Feb. 1: After outbidding CSN to win Corus, the Tatas wasted no time to get down to brass tacks as it mopped up 21.1 per cent shares of the Anglo-Dutch steelmaker from the market yesterday.
In a communication to the Bombay Stock Exchange (BSE) today, Tata Steel said its wholly owned subsidiary, Tata Steel (UK), bought 199,955,952 shares of Corus at 608 pence a share, the final offer that trumped CSN’s bid of 603 pence. Tata Steel paid £1.21 billion, or $2.38 billion, for the shares.
Sources close to Tata Steel said the company would continue to buy from the market. “Bankers and brokers are funding the acquisition,” they added.
Yesterday, after winning the nine-round auction for Corus, the company said it intended to acquire shares from the market at a price of up to 608 pence.
After the swoop on the market yesterday, Tata Steel owns one-fifth of Corus, making it the largest shareholder by a considerable margin.
The company could have bought the shares after the Corus shareholders approved the bid in the court-convened meeting which is a mere formality now. Instead, it decided to buy the shares to pre-empt any further rival offer.

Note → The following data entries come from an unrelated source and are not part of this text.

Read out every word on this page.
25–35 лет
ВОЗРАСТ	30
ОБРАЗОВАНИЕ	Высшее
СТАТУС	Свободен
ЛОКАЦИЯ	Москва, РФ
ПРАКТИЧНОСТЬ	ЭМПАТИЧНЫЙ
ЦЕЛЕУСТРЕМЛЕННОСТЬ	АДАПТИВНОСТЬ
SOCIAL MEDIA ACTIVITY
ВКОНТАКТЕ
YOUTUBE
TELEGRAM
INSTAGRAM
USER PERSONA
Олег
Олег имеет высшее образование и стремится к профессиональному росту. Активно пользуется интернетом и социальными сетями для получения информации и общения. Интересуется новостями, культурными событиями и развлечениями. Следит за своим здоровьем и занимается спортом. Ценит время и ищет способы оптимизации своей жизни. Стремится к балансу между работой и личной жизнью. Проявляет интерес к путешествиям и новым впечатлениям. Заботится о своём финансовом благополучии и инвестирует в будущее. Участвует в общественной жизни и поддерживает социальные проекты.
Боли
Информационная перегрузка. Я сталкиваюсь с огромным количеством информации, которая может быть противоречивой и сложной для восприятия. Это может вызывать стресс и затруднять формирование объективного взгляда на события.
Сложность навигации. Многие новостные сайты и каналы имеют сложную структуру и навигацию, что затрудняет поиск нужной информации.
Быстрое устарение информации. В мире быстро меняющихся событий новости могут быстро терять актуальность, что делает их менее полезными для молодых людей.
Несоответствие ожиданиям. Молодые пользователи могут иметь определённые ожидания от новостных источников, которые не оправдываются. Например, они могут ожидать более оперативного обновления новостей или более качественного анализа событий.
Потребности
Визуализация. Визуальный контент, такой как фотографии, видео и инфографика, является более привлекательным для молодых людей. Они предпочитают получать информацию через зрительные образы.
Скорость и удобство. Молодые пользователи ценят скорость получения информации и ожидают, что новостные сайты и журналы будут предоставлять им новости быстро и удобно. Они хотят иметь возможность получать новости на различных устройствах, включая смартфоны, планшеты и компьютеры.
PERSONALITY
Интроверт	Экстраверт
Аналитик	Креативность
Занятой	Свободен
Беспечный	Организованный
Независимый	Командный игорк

CSN, it can be recalled, already had 3.8 per cent shares of Corus when it made the formal ‘approach’ for the Anglo-Dutch steelmaker. The Corus scrip was trading at 601.5 pence at midday today.
However, the Tata stock continued its southward journey in an otherwise strong BSE as shareholders continued to fret over the short-term implications of the Tatas’ $11.3-billion deal.
After the over 10 per cent plunge yesterday, the stock again came off by Rs 6.20 to close at Rs 457.75.
The Tatas are banking on infotech and communications to restore the parity in its business portfolio, though the enterprise mix is now skewed towards steel after the acquisition of Corus.
Prior to Corus, half the group’s turnover was in steel and automobiles.
However, after the acquisition of Corus, which creates a steel giant with a combined revenue of over $24 billion, steel is expected to contribute well over 50 per cent to the group’s business.
Ratan Tata yesterday said though steel will have a much greater weightage after the Corus acquisition, the contribution of other industries, particularly automobiles and information technology, is growing. This is expected to ensure that business mix in the group stabilises again.
“I see information technology and communications growing quite substantially,” he had added.
Sources close to the group add that with Tata Motors, Tata Consultancy Services (TCS) and the group’s communications business also on an aggressive path, close to 65 per cent of the group’s business will be accounted by steel, auto and IT sectors in the years to come.
In automobiles alone, the Tatas have chartered out an ambitious blueprint, a case in point being the upcoming small car project.